Credere, come comunemente si fa, che una macchina senza autoradio sia come una donna che non pratica fellatio (ovvero una cosa di cui disfarsi entro breve), è un errore: al contrario del suddetto modello fallato di femmina, la macchina senza autoradio può dare delle soddisfazioni. Io, per esempio, quando sono in macchina senza autoradio (sempre), spesso mi ripeto a voce alta le poesie che conosco a memoria, col vantaggio di rinfrescarle, e un giorno poterle recitare in pubblico. Però c’è il problema che se le sbaglio non c’è nessuno a correggermi, e non posso neanche controllare, quindi finisce che persevero nell’errore, il che è notoriamente diabolico. Allora ultimamente ho preso l’abitudine di darmi un argomento di conversazione da svolgere da solo, in un teso dialogo interiore, non necessariamente silenzioso (tanto ormai se la gente ti vede parlare o ridere da solo pensa che tu stia conversando al cellulare con l’auricolare impiantato in un’otturazione, e non più, come un tempo, che tu sia matto).

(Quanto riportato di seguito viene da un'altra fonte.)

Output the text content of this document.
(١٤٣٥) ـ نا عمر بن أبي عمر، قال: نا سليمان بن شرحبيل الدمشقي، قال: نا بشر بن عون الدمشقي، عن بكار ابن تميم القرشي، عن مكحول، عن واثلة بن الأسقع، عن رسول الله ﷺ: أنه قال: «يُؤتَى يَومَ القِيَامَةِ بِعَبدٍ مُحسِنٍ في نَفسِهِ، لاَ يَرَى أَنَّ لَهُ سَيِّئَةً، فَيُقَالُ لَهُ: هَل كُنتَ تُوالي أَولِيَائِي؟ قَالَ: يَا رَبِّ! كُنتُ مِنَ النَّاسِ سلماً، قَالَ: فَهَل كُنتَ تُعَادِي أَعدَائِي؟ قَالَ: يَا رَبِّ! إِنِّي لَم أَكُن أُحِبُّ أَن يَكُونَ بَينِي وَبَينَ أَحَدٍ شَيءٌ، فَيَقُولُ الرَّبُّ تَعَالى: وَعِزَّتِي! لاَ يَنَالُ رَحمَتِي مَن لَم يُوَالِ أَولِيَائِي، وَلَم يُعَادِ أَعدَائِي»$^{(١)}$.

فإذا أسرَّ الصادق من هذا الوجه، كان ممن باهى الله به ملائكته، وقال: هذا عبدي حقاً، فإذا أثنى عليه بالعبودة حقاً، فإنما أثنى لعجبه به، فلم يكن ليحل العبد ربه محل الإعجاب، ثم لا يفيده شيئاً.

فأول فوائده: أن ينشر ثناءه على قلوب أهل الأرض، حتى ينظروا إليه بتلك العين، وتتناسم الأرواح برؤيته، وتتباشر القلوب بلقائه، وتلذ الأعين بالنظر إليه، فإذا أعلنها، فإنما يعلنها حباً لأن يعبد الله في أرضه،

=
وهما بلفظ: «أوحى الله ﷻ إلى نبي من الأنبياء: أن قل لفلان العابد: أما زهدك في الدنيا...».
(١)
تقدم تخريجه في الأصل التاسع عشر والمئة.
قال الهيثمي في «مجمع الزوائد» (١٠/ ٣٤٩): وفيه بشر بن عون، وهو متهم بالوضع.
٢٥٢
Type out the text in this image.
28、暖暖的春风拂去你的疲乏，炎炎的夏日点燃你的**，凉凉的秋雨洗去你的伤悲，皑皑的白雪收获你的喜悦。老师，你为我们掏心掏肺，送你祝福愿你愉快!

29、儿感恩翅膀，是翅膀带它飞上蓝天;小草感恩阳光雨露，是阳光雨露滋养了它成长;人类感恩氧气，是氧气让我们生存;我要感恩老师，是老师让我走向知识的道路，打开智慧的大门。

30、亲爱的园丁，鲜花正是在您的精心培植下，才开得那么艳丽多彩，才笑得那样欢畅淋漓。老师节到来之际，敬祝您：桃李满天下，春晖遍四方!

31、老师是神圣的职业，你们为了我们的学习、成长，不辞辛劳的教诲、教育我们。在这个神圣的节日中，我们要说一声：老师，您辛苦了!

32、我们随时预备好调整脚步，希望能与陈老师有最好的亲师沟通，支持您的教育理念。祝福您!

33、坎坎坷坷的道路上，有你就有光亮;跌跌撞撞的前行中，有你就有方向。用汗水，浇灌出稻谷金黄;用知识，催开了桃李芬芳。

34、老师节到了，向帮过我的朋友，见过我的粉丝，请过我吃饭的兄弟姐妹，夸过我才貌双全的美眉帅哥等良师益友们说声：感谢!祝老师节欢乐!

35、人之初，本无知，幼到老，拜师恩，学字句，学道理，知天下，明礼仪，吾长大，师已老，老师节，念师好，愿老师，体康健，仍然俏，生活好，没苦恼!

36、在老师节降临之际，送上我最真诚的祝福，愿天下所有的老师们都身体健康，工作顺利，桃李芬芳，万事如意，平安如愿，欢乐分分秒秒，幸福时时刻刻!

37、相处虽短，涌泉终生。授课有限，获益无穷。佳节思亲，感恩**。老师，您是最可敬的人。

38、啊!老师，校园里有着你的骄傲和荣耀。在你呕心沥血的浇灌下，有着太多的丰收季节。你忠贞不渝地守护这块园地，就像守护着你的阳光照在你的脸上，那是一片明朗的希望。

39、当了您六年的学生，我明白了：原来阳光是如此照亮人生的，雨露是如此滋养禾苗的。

E niente, qualche tempo fa ero in macchina, da solo, senza autoradio. Allora mi sono detto: «Parliamo?», e mi sono risposto: «Prima rinfreschiamo A Silvia». Allora ho insistito: «A Silvia, tutte le volte partiamo bene e poi finisce che dopo la man veloce che percorrea la faticosa tela non sappiamo come andare avanti. È frustrante», «A Zacinto?», «Noiosa», «La Lettera di Egisto Malfatti?», «Già fatta. E poi la facciamo tutte le volte. Perché invece non parliamo un po’? Non parliamo mai, io e te», «Vorrà dire che non abbiamo niente da dirci», «Te ne pentirai, quando non ci sarò più», «Può darsi».
«…», «…».
«Eddai, va bene: non tenermi il muso. Di cosa vuoi parlare?», «Non so», «Letto il giornale?», «Sì, le stesse cose che hai letto tu», «Vedi? Ora sei tu che fai il difficile», «Hai ragione. Ho avuto una giornataccia», «A chi lo dici», «…», «…». «Dai, facciamo così: peschiamo un argomento random dal cervello, una cosa a caso, tanto non è che ce ne siano troppe, là dentro, e poi ne discutiamo. Eh? Ti va?», «Tipo l’aborto?», «Ecco, tipo l’aborto, ma non l’aborto», «Facciamo l’estrazione random?», «Random», «Vado?», «Tra un po’ è finito il post e non abbiamo ancora detto niente», «Hai ragione. Vado», «Vai», «Uh, che bello!», «Cos’è uscito?», «Risorgimento», «Risorgimento?», «Eh, risorgimento. Hai detto random e io ho fatto random», «Ma noi che ne sappiamo del risorgimento?», «Mi sa pochino», «Eh. Mi sa anche a me».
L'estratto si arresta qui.